Decisions of the Superior Courts of New South Wales, 1788-1899

R. v. Barke and Knowles [1822] NSWKR 12; [1822] NSWSupC 12

approver, evidence of - burglary

Court of Criminal Jurisdiction

Wylde J.A., 12 June 1822

Source: Sydney Gazette, 14 June 1822

           George Barke and Joseph Knowles, were indicted for burglariously breaking and entering the dwelling house of John Price, at the toll-house on the Great Western-road, near Parramatta, on the night of the 29th of May, and taking therefrom upwards of £60 in notes and cash, a chest of tea, a quantity of soap and sugar, and all the wearing apparel that could be mustered. The prosecutor stated, that his house was entered at midnight by three men; one of them, whom he positively swore to be the prisoner Knowles, brought him to the ground with two blows of a pistol or bludgeon and forced him under the bed. The robbers then lighted two lamps to enable them to ransack the house, in which they continued upwards of an hour, occasionally threatening to blow the brains out of the first that would attempt to move. He, the witness, informed the Court, that the prisoner Knowles had much disfigured his face for the purpose of securing his features from recognition, but that his ingenuity had been unavailing, as he had no hesitation or doubt in swearing him to be one of the men. Joseph Warren, government servant to the foregoing witness, deposed, that he was alarmed about midnight by a voice at the gate, as if requiring in the usual way to obtain an entrance, and he accordingly went out, but could see no one; but, on his return, after having latched the door, in the act of securing the bolt, it was violently burst in by 3 men, 1 of whom felled him to the ground with two severe blows on the head, which were given, he positively affirmed again and again, by the prisoner Barke, who is a foreigner; and who had been in the habit, together with the prisoner Knowels, of occasionally frequenting the house; and thus the voice of Barke had became familiar to the witness, so well known in fact, to use the words of the man himself, he would have known his voice even if underground. The third man (the approver) seemed to be stationed as a guard; and the witness said, that he had also been compelled to roll himself under the bedstead which he is bleeding master.
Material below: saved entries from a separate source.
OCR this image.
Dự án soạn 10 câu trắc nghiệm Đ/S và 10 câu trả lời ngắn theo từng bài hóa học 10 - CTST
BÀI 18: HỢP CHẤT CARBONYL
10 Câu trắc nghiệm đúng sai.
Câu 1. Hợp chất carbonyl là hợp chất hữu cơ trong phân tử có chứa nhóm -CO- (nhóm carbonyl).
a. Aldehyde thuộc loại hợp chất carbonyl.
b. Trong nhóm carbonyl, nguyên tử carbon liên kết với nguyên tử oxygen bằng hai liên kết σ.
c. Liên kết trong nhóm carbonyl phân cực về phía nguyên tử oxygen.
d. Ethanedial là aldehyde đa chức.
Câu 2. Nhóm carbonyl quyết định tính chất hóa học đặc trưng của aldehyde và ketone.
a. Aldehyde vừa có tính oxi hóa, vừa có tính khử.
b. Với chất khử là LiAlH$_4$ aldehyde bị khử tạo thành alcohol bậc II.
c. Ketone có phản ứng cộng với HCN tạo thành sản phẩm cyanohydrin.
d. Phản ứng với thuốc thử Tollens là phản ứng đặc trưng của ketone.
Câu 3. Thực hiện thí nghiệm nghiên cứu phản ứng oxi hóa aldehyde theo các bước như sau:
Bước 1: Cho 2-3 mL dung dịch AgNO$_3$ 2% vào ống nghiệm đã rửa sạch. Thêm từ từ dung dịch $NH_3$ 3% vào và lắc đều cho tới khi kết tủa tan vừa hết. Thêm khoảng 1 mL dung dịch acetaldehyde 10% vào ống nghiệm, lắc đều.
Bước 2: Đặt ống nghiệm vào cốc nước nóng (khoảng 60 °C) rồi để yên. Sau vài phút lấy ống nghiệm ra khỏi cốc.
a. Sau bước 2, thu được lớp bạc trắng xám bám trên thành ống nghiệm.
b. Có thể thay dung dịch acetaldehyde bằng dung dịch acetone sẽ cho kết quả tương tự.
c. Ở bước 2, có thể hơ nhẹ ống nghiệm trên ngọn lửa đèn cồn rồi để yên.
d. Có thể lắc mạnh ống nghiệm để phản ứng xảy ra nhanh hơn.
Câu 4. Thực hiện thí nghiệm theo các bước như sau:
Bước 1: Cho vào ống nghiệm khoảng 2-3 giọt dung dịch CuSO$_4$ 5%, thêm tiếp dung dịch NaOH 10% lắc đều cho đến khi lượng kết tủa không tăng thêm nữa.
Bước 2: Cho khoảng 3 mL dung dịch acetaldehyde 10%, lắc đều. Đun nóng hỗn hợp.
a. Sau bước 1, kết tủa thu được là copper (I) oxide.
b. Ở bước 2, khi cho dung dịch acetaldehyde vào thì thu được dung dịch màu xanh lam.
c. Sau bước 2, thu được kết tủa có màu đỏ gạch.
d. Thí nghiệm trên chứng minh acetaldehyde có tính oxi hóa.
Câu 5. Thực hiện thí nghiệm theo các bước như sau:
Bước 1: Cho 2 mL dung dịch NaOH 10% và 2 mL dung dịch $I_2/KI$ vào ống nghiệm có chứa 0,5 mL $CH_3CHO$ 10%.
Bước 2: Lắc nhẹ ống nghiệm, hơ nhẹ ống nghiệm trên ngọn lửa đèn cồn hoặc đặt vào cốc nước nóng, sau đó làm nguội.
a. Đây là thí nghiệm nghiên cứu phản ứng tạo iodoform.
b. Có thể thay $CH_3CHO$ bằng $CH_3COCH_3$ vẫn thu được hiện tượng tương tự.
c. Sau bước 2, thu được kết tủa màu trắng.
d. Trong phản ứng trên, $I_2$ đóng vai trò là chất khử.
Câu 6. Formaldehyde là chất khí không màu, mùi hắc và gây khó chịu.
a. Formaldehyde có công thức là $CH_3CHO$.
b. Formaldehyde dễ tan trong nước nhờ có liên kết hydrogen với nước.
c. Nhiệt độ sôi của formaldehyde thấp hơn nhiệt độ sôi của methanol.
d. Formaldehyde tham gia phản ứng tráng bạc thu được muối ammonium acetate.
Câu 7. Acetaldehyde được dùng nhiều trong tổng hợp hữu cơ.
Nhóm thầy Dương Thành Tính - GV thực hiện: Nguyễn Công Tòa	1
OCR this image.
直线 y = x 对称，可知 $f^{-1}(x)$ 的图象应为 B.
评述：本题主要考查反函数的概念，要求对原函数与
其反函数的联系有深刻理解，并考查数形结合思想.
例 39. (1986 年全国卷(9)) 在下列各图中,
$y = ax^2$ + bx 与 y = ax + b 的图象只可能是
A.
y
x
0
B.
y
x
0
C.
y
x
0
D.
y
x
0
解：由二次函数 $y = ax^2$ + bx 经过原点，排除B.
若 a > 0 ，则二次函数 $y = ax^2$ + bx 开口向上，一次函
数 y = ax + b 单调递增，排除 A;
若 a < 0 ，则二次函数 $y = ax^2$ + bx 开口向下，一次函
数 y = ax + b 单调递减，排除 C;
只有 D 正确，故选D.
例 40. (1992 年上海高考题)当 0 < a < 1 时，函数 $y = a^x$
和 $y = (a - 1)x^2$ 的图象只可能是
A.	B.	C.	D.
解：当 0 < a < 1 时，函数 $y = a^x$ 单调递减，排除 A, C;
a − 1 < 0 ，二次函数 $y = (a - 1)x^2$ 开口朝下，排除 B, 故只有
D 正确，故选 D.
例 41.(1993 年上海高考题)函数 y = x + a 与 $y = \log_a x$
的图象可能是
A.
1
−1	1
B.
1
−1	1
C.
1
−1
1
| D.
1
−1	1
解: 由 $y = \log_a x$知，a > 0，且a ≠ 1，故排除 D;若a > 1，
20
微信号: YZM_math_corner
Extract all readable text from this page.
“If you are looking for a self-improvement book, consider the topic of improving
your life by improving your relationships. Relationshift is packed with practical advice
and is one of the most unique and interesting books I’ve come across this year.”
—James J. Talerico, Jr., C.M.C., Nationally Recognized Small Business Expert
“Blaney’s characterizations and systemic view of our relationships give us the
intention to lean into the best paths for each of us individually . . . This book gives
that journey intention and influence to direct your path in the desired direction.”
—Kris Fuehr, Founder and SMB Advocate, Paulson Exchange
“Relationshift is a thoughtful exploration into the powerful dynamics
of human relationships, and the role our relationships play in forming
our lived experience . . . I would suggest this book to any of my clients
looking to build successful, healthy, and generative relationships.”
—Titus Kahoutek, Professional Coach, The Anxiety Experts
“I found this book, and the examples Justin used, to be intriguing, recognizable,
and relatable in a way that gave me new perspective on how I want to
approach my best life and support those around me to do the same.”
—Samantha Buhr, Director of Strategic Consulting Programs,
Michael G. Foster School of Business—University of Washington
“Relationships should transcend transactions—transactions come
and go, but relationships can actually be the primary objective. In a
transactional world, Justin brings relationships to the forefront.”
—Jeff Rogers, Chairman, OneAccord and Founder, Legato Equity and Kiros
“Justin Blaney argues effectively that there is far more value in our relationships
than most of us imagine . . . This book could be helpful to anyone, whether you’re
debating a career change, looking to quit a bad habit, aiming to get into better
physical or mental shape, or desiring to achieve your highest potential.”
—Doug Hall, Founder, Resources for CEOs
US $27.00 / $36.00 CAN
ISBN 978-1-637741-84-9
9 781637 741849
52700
            Mrs Price deposed, that the tall man (Knowels), to prevent the screens being heard, enveloped her in a blanket, threatening to commit murder if her cries ceased not. A poor little child, of only three years old, was told her brains would be blown out, if she also did not desist from giving alarm. The testimony of Mrs Price, who is far advanced in pregnancy, pourtrayed the conduct of the robbers in the blackest and most abhorrent colouring. The poor woman begged to be allowed a petticoat to put on, when the prisoner Barke exclaimed, he would not leave an article of clothing in the house. Their manner was brutal in the extreme. Mrs Price positively identified the prisoners at the bar to the two of the burglars. Dennis Donovan, an approver, confirmed the identity of the prisoners, acknowledging himself to have been the third man who had committed the robbery in company with the prisoners at the bar. Guilty. Remanded.

            Sydney Gazette, 21 June1822

            The following prisoners receive sentence of Death:... George Barke and Joseph Knowles.